I/We have had experience of Dogs before, but I have never come across needing to "Break a Dogs Paws In" before we can take them for Long Walks and I am now feeling rather Ashamed and Guilty in finding out that I have hurt my "Baby" though inadvertently, by taking her out for what should have been a great Bonding Experience for both of us!

Has anyone else come across this Situation? And what can I do about it?


----------



## John N (Sep 11, 2020)

Why is this Post "Awaiting approval before being displayed publicly"?


----------



## texasred (Jan 29, 2012)

Some members share ip addresses with past spammers. When this happens our spamware catches it. Then one of the 3 volunteers on the forum, has to approve the post. We are not on here 24/7, so it can take a few hours for us to approve a post. I try to check in a few times a day.


----------



## John N (Sep 11, 2020)

texasred said:


> Some members share ip addresses with past spammers. When this happens our spamware catches it. Then one of the 3 volunteers on the forum, has to approve the post. We are not on here 24/7, so it can take a few hours for us to approve a post. I try to check in a few times a day.

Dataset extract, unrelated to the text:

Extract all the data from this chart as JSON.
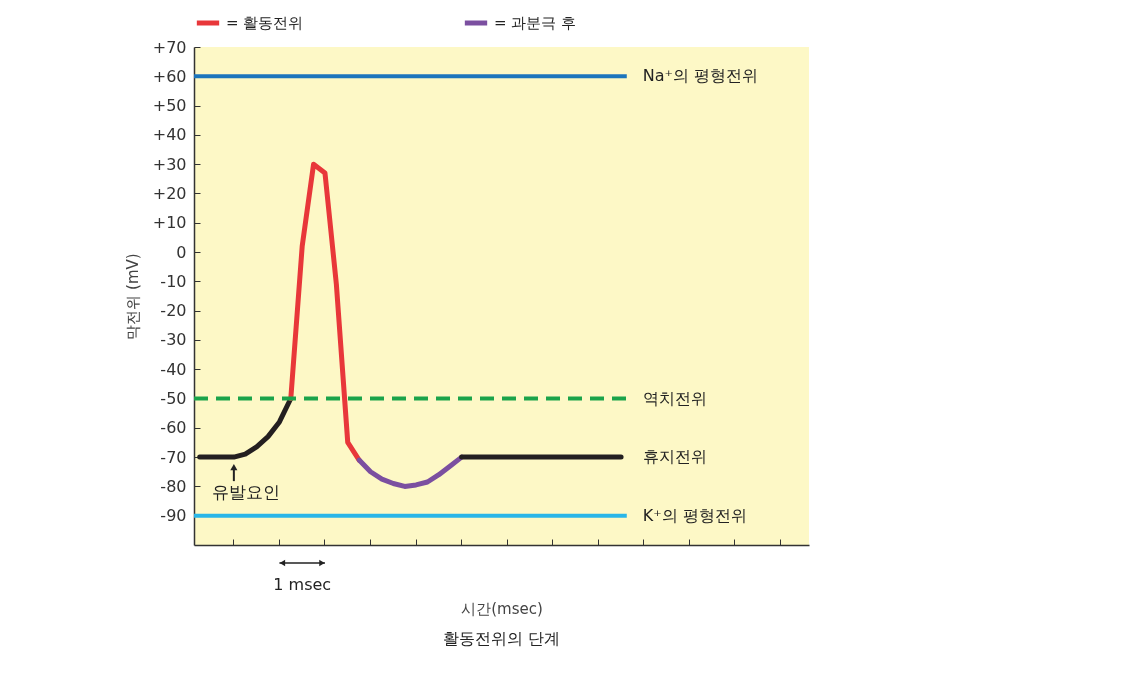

Thanks for that, does that mean you suspect that I have a IP Address than falls foul of your Spam ware?


----------



## texasred (Jan 29, 2012)

Yes.
Some spammers can have quite a few IP addresses. One spammer in particular has over 30, that I'm aware of. The spamware just knows the ip address has been marked as spam in the passed. It does not differentiate between members. I can ask if someone higher up the food chain (Tech) if anything can be done to fix the problem, without unleashes tons of spammers.


----------



## texasred (Jan 29, 2012)

As far as puppies, and pavement. 
I don't take my puppies for walks on hard surfaces. I want to protect their joints. We wear $200 pairs of shoes, to cushion our feet, and joints. Dogs don't have that luxury. Instead I only walk, run and play with them natural surfaces outside. The natural surfaces will toughen up the pads over time.
Find some trails, and grassy areas to take your pup. Save the sidewalks for when your pup is a little older. 

Mushers Secret is what I use on my dogs pads for certain areas. It's a wax that helps create a barrier between your dog's pads, and the surface.


----------